So much has been said about David Lynch, and at the same time it feels like it’s never enough. Watching his films affects your brain in a unique way that is especially subjective and determined by your mood and life in the moment of consumption. His films stand the test of time and inspire countless creatives, speaking to a deeper level than many are willing to descend. It’s no surprise, then, that he is multi-talented in artistic fields, beginning with painting as a young man.
Almost like a moment in Lynch’s evolution from painting to film, his shorts stand as living paintings: bite-sized pieces of the maelstrom of his mind to fascinate, disgust, and bewilder. They are somehow even more difficult to digest and process than his films with their lack of restriction on thought or imagery, they fill with revulsion and intrigue. Recently, VIFF showed a compilation of David Lynch’s shorts along with his documentary, The Art Life. Take a look below at what kind of magic Lynch created in these strange, compelling shorts.
6 Men Getting Sick (Six Times)
Lynch’s first experimental short film, 6 Men Getting Sick (Six Times) is one of the more straightforward additions to his collection. With a mind-numbing siren in constant alert, we watch a mixed-media story unfold. Film over paint, fire over canvas, six heads seem to vomit, their organs appear filled with blood. Hands are grasping and covering as one by one they disappear. The sense of anxiety this short cultivates is strong, and it’s visuals are particularly jarring and interesting, making this a favourite.
Six Men… was created in 1967 with a budget of $200, while Lynch was attending Pennsylvania Academy of the Fine Arts, a step along the way to his ingenious inventive mind to be displayed in his first feature-length film, Eraserhead. In the recent documentary The Art Life, Lynch speaks of the moment he felt inspired to create the animated film, a movement in his painting and a wind heard from imagined trees, a poetic moment for what is strangely a poetic film in its looping narrative.
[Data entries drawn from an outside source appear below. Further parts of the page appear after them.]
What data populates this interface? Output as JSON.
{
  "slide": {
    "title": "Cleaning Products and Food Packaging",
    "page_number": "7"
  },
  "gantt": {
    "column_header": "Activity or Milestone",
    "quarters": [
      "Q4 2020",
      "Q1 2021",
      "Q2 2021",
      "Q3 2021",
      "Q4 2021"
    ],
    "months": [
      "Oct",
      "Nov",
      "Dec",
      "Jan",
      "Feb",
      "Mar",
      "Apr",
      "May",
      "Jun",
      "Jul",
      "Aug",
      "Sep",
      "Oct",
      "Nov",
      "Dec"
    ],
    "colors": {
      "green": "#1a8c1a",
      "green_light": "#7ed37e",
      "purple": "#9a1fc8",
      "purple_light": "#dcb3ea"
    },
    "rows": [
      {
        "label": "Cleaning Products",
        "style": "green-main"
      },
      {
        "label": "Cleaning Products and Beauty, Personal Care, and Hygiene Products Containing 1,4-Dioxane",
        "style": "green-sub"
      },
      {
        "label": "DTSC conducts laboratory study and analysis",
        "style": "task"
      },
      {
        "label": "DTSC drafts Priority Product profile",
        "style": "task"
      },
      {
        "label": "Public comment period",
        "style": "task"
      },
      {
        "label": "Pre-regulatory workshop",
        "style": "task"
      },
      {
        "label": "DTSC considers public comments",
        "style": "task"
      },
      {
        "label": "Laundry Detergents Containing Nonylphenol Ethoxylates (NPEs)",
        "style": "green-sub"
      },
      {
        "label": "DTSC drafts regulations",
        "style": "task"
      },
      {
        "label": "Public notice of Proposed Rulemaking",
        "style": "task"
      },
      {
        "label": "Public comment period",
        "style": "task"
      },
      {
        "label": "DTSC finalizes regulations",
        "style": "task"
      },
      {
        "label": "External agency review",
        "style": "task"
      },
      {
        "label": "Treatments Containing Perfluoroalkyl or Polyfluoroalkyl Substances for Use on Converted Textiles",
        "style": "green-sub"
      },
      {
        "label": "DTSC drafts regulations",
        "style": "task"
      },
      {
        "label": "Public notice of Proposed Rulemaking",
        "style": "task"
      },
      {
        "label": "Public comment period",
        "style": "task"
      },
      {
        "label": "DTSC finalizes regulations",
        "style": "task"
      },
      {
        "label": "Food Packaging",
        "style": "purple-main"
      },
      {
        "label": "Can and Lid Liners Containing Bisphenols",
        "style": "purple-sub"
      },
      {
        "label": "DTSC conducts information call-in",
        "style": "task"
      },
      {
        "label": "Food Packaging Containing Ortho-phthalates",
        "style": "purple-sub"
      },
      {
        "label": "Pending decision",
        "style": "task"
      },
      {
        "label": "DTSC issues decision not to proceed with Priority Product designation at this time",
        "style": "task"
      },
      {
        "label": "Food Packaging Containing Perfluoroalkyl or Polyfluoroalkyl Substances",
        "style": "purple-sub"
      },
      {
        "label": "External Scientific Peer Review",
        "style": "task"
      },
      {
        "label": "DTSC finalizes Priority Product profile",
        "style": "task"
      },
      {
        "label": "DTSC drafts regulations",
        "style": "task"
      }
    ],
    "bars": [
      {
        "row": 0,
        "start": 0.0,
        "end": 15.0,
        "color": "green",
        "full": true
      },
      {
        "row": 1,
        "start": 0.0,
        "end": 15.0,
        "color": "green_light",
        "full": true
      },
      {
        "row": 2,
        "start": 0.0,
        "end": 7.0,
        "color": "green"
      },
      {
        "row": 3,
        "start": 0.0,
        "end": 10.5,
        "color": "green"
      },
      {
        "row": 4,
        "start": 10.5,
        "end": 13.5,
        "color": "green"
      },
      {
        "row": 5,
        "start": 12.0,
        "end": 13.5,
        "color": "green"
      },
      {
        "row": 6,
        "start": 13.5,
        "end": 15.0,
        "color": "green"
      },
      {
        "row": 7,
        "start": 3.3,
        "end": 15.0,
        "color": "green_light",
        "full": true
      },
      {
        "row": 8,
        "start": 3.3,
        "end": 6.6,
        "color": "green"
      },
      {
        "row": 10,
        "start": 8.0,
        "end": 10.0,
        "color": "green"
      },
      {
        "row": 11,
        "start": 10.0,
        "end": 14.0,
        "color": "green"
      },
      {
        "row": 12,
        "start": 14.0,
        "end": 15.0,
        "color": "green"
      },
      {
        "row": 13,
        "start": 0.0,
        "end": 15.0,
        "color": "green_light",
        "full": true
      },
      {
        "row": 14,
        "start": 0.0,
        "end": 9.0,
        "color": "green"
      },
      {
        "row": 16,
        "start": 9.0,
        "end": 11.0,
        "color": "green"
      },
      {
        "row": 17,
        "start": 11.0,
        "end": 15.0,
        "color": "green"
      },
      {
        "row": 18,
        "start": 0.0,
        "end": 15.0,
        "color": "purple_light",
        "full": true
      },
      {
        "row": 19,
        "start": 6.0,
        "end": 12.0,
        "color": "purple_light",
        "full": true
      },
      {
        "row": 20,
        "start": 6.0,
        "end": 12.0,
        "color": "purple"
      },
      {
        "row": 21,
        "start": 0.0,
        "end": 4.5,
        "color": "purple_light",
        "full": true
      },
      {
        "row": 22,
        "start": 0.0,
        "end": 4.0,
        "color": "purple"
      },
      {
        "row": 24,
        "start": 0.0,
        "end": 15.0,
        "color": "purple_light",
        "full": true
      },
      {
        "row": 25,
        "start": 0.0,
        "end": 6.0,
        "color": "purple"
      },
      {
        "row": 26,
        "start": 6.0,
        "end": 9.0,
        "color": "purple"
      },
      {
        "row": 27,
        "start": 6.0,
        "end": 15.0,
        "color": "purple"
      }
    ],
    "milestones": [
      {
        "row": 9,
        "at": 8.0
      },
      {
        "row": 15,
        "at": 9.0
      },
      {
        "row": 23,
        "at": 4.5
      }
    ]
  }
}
The following year, Lynch went on to create The Alphabet. Here he branched out a mix of animation and live-action, telling a story of a woman haunted by dreams of a menacing alphabet. Charming dot art and sung scales transform to disgust and awe through bodily sights and sounds. The sound of a mewling child grates on the mind, a type of birth seems to be shown, phallic figures ejaculate, and letters give birth to smaller letters. “Please remember you are dealing with a human form,” we are reminded as we transition to Lynch’s wife, (Peggy Lynch) eerily singing the alphabet in bizarre white makeup and gown soon to be marred by crimson.
Lynch would take this birth theme further and at length through his next short, The Grandmother. Humans are as seeds, planted below the ground and grown to maturity writhing together desperate for nourishment, a mix of plant and animal. There is no choice of which field we are planted in, and we meet a family marred by abuse and discontent. Here Lynch confronts the dead, monotonous moan of stereotypical family life. A little boy bears the brunt of the anger, a perpetual bed-wetter put to shame by a yelling father. In order to escape his personal repetitive hell, he plants a seed for a grandmother, heaping dirt upon a bed and watering it faithfully with that desperate expectation only a child can have.
When she is ready for harvest, a sort of non-traditional and strange labour manages to catch the mystery and mess of new life. The boy’s patience and dedication has paid off, and he has a loving grandmother as a place of reprieve. But, the life cycle also includes death, a state of which nobody is exempt.
The Grandmother is dark, reflective of the set of The Alphabet with garish white faces popping against empty black. Like the seedlings at the start, it is another fossilized example of the journey Lynch had begun to his cinematic greatness. This short would earn him a place at the American Film Institute where he would finally make Eraserhead, the time he reflects on as the happiest in his life.
The Amputee, Part 1 and 2
Perhaps the strangest of the bunch, Amputee Part 1 and 2 are combined for their nearly imperceptible differences—just an addition to length on the second version. A woman recounts a story through a letter with just enough details to draw you in and not enough to help you comprehend. She smokes languidly, reading aloud in her mind as her caretaker comes in to change the dressing on her knees, following a recent amputation. As she muses in her monotonous tone, fluids gush and stream from her kneecaps, a shunt is poorly placed but she pays no notice to any of it, too consumed by her internal thoughts. Amputee was created while Lynch was in the middle of Eraserhead, and it feels like an extension of his restless waiting, one of those projects we pump out to get the juices flowing. Despite its bizarre content and stagnant perspective, there is a bit of a relaxing quality to it that’s difficult to describe.